The two-year investigation ended this week, as authorities smashed several fraud rings and arrested 110 people around the borough, according to court records and sources.
“They went everywhere -- Apple stores, Macy’s, Nordstrom’s, anywhere you can possible imagine,” said a law-enforcement source.
One of the rings was led by Amar Singh, who was described in court papers as “overseeing the entire operation” -- including an army of shoppers and fences to convert high-end goods to cash.
Singh allegedly received blank credit cards and account numbers from his contacts and had a whole crew of henchmen to help cash in with the phony plastic.

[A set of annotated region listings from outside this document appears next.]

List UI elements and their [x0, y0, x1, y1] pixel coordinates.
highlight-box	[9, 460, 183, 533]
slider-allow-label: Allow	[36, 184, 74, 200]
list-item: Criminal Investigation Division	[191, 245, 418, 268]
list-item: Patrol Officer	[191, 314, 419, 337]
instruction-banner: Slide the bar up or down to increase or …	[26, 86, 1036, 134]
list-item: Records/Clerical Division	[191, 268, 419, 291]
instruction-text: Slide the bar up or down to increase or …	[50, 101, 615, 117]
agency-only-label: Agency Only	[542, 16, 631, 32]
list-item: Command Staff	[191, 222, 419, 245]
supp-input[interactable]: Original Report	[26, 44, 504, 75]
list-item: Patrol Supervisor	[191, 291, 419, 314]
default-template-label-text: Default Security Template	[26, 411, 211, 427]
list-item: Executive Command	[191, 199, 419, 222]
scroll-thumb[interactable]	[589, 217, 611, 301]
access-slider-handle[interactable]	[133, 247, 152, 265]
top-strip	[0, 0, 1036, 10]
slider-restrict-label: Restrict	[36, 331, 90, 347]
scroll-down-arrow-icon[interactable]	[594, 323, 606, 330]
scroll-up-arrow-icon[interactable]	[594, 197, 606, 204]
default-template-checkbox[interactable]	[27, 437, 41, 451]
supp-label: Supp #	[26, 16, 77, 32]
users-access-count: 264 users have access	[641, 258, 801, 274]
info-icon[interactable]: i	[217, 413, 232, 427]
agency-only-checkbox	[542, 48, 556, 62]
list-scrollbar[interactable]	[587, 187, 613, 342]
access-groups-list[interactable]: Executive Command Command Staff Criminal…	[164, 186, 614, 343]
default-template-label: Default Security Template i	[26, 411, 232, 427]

To complete the ruse, the crew allegedly forged identity cards.
Sources said that Singh employed his girlfriend, Neaj Punjani Singh, 21, as his top lieutenant -- and that she would receive the high-ticket items purchased with the fake cards and funnel the cash through her personal bank account.
“They all go shopping: You go here, you go there, you buy this, you buy that,” the source said.
Both Singhs were held on $1 million bail.
The Queens District Attorney’s Office and the NYPD declined comment, citing a press conference planned for today.
Investigators had been watching the various rings for two years, according to sources.
One defendant, Carlos Plaza, 26, was using forged cards to jet down to Miami and Puerto Rico on a private jet, the sources said.
“They were partying. This was bought on stolen credit cards,” a source said.
Plaza is charged with enterprise corruption, identity theft and grand larceny.
He allegedly manufactured credit cards in his Richmond Hill home and was held on $250,000 bail.
Investigators, who used extensive wiretaps, also came across other crimes during the probe, sources said.
Angel Quinones, a security guard with military experience, was charged with grand larceny for allegedly stealing more than $850,000 worth of computer equipment from a Citigroup location. He was held on $100,000 bail.
The parade of arrests had local bail bondsmen working overtime.
“This is a once-a-year kind of bust. These are the biggest enterprise-corruption cases we’ve seen,” said Jason Fordin, vice president of Empire Bail Bonds, noting that the only roundups of this size had involved gambling.
The credit-card fraud defendants represent “the diversity of Queens,” he said.